The Organization for Economic Cooperation and Development ramped up its forecasts for 2010, just as a few declared a double-dip recession was possible.
Signs of a downturn are most evident in stock markets, which have been jolted out of an upswing that began in March 2009. Technically a step beyond a correction of 10 percent, the Dow Jones industrial average is flirting with a bear market -- a 20 percent drop off its peak -- dipping under 10,000 points briefly Tuesday for the first time since early February.
Negative numbers have been the norm since early May when the euro just couldn't take it anymore. The euro is down 15 percent against the dollar since the first of the year, graphically down from $1.50 in November to less than $1.25 in recent weeks.

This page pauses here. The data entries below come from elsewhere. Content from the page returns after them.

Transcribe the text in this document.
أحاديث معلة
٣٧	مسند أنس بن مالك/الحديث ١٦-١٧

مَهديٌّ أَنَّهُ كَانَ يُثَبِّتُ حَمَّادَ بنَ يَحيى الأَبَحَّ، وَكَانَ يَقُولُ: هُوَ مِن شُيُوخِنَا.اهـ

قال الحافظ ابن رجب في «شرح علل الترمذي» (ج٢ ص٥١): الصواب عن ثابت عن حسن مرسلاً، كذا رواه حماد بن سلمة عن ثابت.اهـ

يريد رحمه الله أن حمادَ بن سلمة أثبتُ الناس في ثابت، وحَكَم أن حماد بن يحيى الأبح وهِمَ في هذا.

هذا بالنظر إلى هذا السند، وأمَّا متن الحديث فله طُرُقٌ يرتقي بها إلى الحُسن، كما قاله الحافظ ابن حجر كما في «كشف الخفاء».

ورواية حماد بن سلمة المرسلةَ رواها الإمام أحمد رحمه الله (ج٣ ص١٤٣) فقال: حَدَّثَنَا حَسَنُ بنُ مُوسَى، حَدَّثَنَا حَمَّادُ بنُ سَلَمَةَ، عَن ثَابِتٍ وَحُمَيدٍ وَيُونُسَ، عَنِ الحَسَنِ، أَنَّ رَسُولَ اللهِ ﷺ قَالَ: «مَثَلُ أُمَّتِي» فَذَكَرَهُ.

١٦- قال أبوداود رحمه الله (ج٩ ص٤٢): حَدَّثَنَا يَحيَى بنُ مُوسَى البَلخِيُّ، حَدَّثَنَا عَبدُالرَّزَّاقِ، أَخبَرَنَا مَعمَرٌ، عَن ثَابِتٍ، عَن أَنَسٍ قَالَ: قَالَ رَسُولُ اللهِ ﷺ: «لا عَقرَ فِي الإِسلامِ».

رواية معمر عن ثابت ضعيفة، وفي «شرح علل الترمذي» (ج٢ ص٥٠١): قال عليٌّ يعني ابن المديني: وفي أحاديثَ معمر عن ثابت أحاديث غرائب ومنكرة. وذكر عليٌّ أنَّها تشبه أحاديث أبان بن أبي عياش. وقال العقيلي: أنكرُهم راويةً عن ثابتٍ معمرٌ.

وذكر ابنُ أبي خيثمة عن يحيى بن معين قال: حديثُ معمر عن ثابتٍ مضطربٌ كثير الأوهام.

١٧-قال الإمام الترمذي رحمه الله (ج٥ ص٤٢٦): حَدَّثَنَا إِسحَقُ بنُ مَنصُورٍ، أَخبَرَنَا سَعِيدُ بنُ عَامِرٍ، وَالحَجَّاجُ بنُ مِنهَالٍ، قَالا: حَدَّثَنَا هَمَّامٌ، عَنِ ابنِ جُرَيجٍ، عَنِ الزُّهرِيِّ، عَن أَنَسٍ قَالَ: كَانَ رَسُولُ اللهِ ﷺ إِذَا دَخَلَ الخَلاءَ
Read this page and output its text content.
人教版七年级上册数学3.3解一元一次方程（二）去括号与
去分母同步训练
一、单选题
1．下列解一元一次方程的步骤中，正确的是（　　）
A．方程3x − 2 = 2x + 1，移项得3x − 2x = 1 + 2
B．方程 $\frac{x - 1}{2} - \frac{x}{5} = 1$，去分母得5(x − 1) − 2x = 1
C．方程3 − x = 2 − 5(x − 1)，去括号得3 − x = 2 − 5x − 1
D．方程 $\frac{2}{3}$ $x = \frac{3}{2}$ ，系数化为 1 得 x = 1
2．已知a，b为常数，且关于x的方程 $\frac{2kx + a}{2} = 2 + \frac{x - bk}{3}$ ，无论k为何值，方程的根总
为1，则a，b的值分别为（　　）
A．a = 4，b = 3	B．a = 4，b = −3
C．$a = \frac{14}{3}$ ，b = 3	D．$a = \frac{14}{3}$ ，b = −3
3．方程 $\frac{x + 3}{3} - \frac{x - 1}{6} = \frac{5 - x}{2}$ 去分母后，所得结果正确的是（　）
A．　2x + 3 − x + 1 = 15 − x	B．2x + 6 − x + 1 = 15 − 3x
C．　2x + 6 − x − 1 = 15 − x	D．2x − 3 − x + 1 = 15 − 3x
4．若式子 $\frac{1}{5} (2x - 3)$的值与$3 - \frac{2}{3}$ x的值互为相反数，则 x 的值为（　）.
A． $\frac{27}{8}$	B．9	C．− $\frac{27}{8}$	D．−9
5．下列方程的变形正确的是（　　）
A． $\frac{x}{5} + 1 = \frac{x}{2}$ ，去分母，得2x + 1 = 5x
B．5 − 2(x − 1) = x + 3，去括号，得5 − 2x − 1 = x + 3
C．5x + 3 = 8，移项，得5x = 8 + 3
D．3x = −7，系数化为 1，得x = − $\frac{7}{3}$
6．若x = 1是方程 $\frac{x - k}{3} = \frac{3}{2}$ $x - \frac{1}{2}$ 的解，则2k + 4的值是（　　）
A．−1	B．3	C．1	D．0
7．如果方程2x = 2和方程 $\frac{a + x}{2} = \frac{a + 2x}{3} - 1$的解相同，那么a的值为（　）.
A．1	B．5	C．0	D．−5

The maddening gestalt is the connection between debt in Greece and prosperity in the rest of the eurozone, except the International Monetary Fund says Spain is now in trouble, as well.
Prosperity may be too strong a word but the OECD said Wednesday it had more confidence in a recovery in the United States, Japan and Europe.
The OECD has 31 members, which are now forecast to show economic output growth of 2.7 percent this year and 2.8 percent in 2011, an increase from the prediction six months ago of 1.9 percent this year and 2.5 percent next year.
"We're slowly moving from a policy-driven recovery to a self-sustaining recovery," The New York Times quoted Pier Carlo Padoan, the OECD's chief economist, as saying.
But Robert Barbera, chief economist for ITG, told The Wall Street Journal, "A double-dip recession is a genuine risk. I'd place it at 20 percent as opposed to 5 percent a few weeks ago."
The greatest fear is that Greece, then Spain, then others, will default on their debts, dragging down Germany, France and others. Barbera said, "We have some chronic problems in Europe, but I don't see it leading us to a Lehman-style contagion," but others are not so sure.
In the same news cycle, St. Louis Federal Reserve President James Bullard, in London, called the odds that spreading -- make that escalating -- defaults in Europe could result in "worldwide recessionary shock" are unlikely. The same day, University of Maryland economist Peter Morici said: "Greece is insolvent. No austerity or new taxes will pay its debts."
Morici went on to say Germany and the European banking system would not shoulder the debts of Greece and Spain and that the Atlantic Ocean was not wide enough for overwhelming debt troubles to emerge in the United States.
"Excessive borrowing will cause the bond market to render the same judgment on Washington as it will for Athens and Madrid," he wrote.
Clearly, if confidence was a commodity, it would be deeply hedged by now.
In international markets Wednesday, the Nikkei 225 index in Japan rose 0.66 percent, while the Shanghai composite index rose 0.12 percent. The Hang Seng index in Hong Kong rose 1.11 percent while the Sensex in India 2.28 percent.
In Australia, the S&P/ASX 200 gained 0.98 percent.
In midday trading in Europe, the FTSE 100 index in Britain gained 2.33 percent while the DAX 30 in Germany rose 2.32 percent. The CAC 40 index in France added 2.86 percent while the pan-European DJ Stoxx 50 rose 2.37 percent.